Minimizing Kullback-Leibler divergence

Question

This paper is showing how KL divergence can be minimized by matching the expected values of the sufficient statistics. More precisely, For any distribution p of the exponential family with pdf: $$ p_{\theta}(x) = \frac{1} {Z(\theta)}\exp(\theta^T \phi(x))$$ the distribution $$p_{θ∗} $$ which minimises the Kullback-Leibler divergence, $$ KL (p||p_{θ∗})$$ over the exponential family with natural statistic $\phi$ is implicitly given by: $$E_{p_{\theta}*(x)} [\phi(x)] = E_{p_{(x)}} [\phi(x)]$$

I need help to show that this is true for the particular case of a normal-gamma distribution.
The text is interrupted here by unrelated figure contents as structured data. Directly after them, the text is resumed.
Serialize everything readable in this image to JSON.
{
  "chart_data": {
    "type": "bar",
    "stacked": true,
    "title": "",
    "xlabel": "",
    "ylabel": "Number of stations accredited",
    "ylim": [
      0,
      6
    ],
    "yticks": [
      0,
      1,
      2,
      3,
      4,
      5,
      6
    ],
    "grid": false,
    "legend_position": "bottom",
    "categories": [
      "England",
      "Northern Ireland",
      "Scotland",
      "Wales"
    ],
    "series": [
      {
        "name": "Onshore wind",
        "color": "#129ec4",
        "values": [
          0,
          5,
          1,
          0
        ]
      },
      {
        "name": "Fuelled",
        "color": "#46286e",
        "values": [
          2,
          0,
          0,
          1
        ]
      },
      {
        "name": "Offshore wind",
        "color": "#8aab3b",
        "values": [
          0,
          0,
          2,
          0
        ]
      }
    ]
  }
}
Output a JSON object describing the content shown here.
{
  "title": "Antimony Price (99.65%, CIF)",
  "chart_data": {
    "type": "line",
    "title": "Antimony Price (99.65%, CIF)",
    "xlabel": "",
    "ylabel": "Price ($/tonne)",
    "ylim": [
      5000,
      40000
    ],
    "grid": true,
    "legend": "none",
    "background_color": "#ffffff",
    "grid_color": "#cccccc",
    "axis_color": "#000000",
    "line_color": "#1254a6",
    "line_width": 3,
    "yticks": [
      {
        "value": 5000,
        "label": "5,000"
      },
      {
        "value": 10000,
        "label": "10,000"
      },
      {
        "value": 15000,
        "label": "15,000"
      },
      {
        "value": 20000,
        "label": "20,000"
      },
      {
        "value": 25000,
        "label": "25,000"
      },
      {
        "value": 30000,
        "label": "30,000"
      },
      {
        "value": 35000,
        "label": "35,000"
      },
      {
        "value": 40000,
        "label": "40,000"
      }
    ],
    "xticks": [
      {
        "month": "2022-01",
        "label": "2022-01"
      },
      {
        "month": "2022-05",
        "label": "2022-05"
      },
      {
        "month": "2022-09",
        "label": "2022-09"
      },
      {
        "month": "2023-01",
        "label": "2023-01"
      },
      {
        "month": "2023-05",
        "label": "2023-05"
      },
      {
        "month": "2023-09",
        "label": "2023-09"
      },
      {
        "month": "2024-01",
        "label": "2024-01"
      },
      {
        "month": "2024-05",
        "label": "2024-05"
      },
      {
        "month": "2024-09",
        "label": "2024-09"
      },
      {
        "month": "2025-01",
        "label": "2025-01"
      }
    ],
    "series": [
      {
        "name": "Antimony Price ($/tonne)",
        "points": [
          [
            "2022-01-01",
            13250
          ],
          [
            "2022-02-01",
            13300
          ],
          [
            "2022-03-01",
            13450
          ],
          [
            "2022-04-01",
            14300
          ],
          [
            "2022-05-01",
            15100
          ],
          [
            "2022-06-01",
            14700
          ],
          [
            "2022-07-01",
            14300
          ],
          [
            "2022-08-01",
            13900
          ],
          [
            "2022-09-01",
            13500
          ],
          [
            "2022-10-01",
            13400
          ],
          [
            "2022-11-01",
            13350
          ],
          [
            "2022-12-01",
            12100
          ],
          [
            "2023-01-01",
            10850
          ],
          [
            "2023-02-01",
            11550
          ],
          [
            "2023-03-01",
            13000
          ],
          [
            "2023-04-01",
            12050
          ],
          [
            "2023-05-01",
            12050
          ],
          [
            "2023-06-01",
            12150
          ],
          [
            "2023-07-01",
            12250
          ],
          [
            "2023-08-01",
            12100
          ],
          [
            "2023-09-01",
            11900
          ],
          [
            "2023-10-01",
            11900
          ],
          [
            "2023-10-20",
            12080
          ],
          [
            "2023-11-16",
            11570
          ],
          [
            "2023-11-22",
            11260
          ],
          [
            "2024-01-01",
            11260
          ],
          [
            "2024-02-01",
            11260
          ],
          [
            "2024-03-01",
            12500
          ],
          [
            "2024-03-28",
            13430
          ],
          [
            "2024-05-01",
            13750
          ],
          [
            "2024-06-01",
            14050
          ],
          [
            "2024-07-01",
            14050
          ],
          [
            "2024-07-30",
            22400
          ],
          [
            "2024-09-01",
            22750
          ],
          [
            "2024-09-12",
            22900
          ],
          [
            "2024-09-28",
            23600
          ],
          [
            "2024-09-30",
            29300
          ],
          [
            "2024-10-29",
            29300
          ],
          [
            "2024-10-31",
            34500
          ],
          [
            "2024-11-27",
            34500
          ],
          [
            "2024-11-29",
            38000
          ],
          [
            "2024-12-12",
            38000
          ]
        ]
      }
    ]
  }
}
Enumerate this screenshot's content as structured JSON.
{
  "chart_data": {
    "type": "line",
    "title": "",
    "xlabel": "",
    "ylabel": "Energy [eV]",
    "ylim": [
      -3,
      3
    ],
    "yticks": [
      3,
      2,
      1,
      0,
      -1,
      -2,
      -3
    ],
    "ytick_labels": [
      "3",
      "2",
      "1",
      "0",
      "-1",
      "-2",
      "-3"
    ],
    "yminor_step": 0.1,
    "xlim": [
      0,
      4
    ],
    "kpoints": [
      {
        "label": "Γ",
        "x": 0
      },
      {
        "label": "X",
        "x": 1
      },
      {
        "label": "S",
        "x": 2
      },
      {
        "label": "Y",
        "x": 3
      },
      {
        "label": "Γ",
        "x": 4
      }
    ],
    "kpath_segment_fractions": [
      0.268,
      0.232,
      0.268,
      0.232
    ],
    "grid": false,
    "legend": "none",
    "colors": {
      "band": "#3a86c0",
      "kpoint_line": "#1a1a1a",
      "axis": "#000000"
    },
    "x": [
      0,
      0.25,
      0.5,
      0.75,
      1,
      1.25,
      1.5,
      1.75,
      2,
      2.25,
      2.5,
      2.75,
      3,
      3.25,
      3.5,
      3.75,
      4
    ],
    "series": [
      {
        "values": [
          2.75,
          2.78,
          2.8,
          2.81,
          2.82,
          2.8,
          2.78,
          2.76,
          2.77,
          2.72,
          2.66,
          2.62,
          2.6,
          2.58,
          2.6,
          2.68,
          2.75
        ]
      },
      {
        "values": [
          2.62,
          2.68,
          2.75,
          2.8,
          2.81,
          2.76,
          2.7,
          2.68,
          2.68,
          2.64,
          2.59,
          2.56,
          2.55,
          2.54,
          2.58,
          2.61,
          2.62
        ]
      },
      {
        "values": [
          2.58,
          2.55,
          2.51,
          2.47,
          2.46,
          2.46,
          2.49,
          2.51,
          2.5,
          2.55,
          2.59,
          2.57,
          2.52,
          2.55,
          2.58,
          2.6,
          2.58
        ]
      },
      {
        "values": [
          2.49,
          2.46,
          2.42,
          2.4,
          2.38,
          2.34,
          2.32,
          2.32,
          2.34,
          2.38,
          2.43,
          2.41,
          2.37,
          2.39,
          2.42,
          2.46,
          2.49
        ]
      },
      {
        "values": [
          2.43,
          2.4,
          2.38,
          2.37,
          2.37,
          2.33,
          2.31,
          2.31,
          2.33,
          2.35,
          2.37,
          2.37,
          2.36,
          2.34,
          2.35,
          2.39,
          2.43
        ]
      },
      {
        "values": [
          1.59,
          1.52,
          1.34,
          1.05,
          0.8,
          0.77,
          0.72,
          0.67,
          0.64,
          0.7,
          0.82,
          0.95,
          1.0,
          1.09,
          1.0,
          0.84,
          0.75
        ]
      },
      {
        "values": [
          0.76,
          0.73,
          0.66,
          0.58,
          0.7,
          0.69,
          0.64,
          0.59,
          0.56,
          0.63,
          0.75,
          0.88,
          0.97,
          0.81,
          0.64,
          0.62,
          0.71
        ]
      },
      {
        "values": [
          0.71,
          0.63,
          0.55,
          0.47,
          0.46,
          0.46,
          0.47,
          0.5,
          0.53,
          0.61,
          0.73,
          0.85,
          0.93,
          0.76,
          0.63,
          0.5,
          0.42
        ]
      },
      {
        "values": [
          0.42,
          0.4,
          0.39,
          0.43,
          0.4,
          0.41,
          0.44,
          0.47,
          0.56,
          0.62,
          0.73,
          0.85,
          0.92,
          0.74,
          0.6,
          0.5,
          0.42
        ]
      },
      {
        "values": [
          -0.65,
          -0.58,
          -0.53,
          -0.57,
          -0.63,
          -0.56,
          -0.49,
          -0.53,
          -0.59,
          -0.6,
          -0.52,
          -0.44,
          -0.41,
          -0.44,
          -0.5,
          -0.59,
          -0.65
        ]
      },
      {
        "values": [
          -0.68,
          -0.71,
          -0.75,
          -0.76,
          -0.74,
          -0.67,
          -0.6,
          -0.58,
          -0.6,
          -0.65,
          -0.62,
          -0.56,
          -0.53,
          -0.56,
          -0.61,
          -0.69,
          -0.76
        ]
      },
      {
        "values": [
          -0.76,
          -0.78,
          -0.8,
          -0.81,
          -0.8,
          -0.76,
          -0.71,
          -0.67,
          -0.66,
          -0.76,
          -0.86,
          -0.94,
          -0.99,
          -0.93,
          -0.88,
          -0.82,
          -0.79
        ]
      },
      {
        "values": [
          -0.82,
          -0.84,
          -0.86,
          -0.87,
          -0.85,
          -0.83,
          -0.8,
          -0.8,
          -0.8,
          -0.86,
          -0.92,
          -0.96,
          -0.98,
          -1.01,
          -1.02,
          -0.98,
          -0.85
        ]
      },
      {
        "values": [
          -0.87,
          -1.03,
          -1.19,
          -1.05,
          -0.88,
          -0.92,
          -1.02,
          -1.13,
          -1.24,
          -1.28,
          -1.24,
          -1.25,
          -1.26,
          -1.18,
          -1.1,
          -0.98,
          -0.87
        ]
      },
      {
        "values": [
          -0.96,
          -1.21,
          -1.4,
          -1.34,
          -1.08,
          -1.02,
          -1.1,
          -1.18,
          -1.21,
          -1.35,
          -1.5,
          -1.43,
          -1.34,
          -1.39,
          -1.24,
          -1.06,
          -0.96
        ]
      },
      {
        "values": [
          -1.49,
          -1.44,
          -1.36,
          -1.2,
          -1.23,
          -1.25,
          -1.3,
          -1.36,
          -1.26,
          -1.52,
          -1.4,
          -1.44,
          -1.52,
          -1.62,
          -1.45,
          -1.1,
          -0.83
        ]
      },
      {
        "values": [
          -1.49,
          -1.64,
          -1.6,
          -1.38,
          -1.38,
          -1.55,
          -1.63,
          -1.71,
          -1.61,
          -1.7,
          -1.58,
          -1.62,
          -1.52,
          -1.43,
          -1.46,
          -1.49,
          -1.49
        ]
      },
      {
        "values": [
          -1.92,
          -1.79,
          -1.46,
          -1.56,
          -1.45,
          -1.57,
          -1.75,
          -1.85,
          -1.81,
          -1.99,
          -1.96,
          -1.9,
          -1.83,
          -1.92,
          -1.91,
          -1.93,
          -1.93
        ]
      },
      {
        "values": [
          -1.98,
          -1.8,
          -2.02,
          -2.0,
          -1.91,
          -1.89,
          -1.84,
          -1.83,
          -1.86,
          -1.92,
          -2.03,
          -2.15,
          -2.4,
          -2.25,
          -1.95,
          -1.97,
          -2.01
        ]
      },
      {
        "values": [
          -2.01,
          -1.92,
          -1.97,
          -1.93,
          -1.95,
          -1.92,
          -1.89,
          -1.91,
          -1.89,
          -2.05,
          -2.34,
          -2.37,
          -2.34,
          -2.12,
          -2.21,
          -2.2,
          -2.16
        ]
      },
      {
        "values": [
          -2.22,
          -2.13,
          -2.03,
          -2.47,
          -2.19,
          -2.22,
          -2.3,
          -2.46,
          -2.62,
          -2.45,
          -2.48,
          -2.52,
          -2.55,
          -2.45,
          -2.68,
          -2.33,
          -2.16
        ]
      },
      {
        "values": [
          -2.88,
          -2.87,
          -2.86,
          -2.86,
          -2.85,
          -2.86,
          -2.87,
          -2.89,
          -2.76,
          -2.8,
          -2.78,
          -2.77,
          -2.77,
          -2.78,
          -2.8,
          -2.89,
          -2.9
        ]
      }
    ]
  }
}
So I need to make the same proof that is on the paper but for the special case of Normal gamma.

Answer 1

We already have that the sufficient statistics are $$ T_1 = \ln T,\; T_2 = T,\; T_3 = TX,\; T_4=TX^2. $$

You should select the approximating density $q(X,T)$. Then, by Theorem 1, you simply equate the true expectations with the expectations under the approximating distribution. That is, $$ \begin{align} E_q(\ln T) &= \psi(\alpha) - \ln(\beta)\\ E_q(T) &= \frac{\alpha}{\beta},\\ E_q(TX) &= \frac{\alpha\mu}{\beta},\\ E_q(TX^2) &= \frac{\alpha\mu^2}{\beta} + \frac{1}{\lambda}. \end{align} $$ Until you specify what your approximating density is, this is all I can say for this problem. The cited note is explaining assumed density filtering where the posterior distribution is the true distribution and the approximating density $q$ is an exponential family.